In the end, I needed to blink. I needed to experience the world outside my own. I didn't want to fade through life like everybody else. So, I moved here. 

A week afterward, I met her.

29th street. A low rumble of thunder penetrates from somewhere far above. A few drops of dying rain struggle toward the earth.

Actually, I ran into her…literally. 

It was just outside of a convenient store on a Sunday afternoon around 2:30. She was carrying chocolate, and I was jogging around the corner.

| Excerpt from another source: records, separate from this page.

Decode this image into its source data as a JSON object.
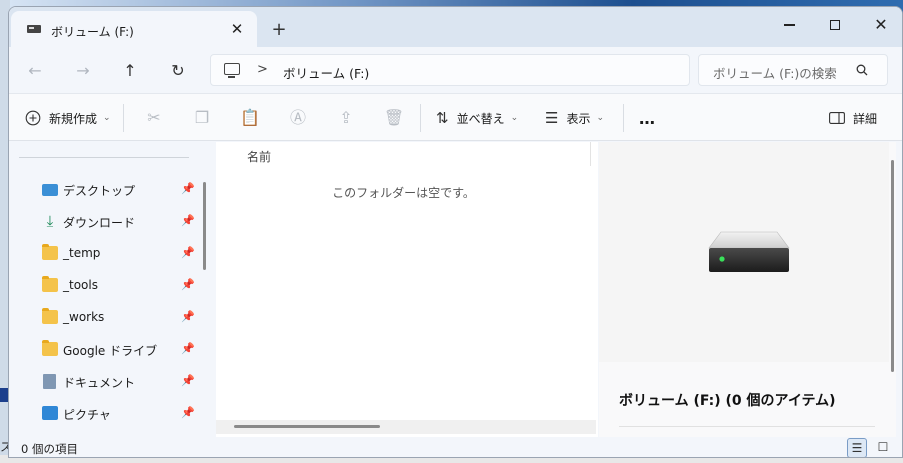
{
  "window": {
    "tab_title": "ボリューム (F:)",
    "tab_close": "✕",
    "new_tab": "+",
    "minimize": "",
    "maximize": "",
    "close": "✕"
  },
  "nav": {
    "back": "←",
    "forward": "→",
    "up": "↑",
    "refresh": "↻",
    "breadcrumb_sep": ">",
    "breadcrumb": "ボリューム (F:)",
    "search_placeholder": "ボリューム (F:)の検索"
  },
  "toolbar": {
    "new_label": "新規作成",
    "sort_label": "並べ替え",
    "view_label": "表示",
    "more": "…",
    "details_label": "詳細"
  },
  "sidebar": {
    "items": [
      {
        "label": "デスクトップ",
        "icon": "desktop-icon"
      },
      {
        "label": "ダウンロード",
        "icon": "download-icon"
      },
      {
        "label": "_temp",
        "icon": "folder-icon"
      },
      {
        "label": "_tools",
        "icon": "folder-icon"
      },
      {
        "label": "_works",
        "icon": "folder-icon"
      },
      {
        "label": "Google ドライブ",
        "icon": "folder-icon"
      },
      {
        "label": "ドキュメント",
        "icon": "document-icon"
      },
      {
        "label": "ピクチャ",
        "icon": "picture-icon"
      }
    ]
  },
  "main": {
    "column_name": "名前",
    "empty_message": "このフォルダーは空です。"
  },
  "details": {
    "title": "ボリューム (F:) (0 個のアイテム)"
  },
  "status": {
    "item_count": "0 個の項目"
  },
  "background": {
    "left_text": "ス"
  }
}
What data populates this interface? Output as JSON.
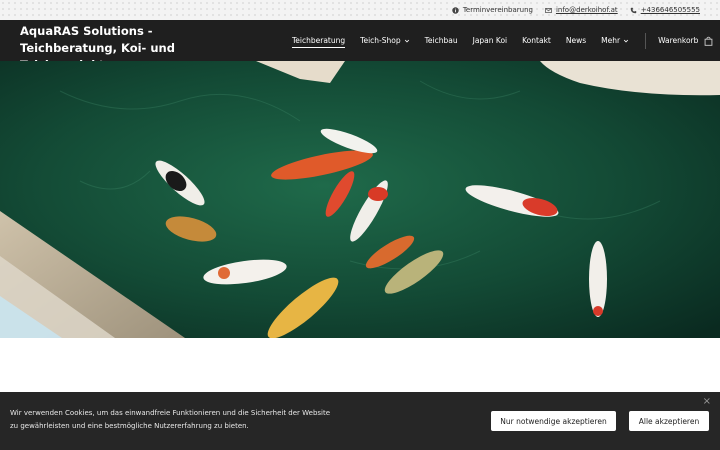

She was wearing glasses, and I was wearing headphones.  She was putting change in her purse, and I was looking the other way. Not on purpose, of course. I thought I heard a dog barking behind me. We converged in front of the double-glass doors outside of the store and tumbled over each other onto the city-stained sidewalk.

We were best friends after that.

28th street, I glance upward. The clouds are beginning to break.

However, somewhere between me helping her up from the littered concrete and my most recent birthday, like these worn-out Nike sneakers, everything fell apart. 

Or something fell apart, and the rest followed.

In fact, it reminds me of Jenga, the game where you stack the wooden blocks into a miniature Leaning Tower of Pisa and then slide individual blocks out one by one until it collapses into a laughable mess that the loser is left privileged to clean up. Or it reminds me of this homeless man stretched out across the bus stop bench. Perhaps he had an organized, happy life once-upon-a-time, a life that made sense. But one by one, pieces were shoved out of place until the whole of it came crashing down and left him lying here in a cluttered pile of unintentional, circumstantial consequence.

27th street. The traffic light flickers sporadically above me.

Whatever it reminds me of, my heart is a suffering heap of flesh and emotion, and I'm the loser left to clean up.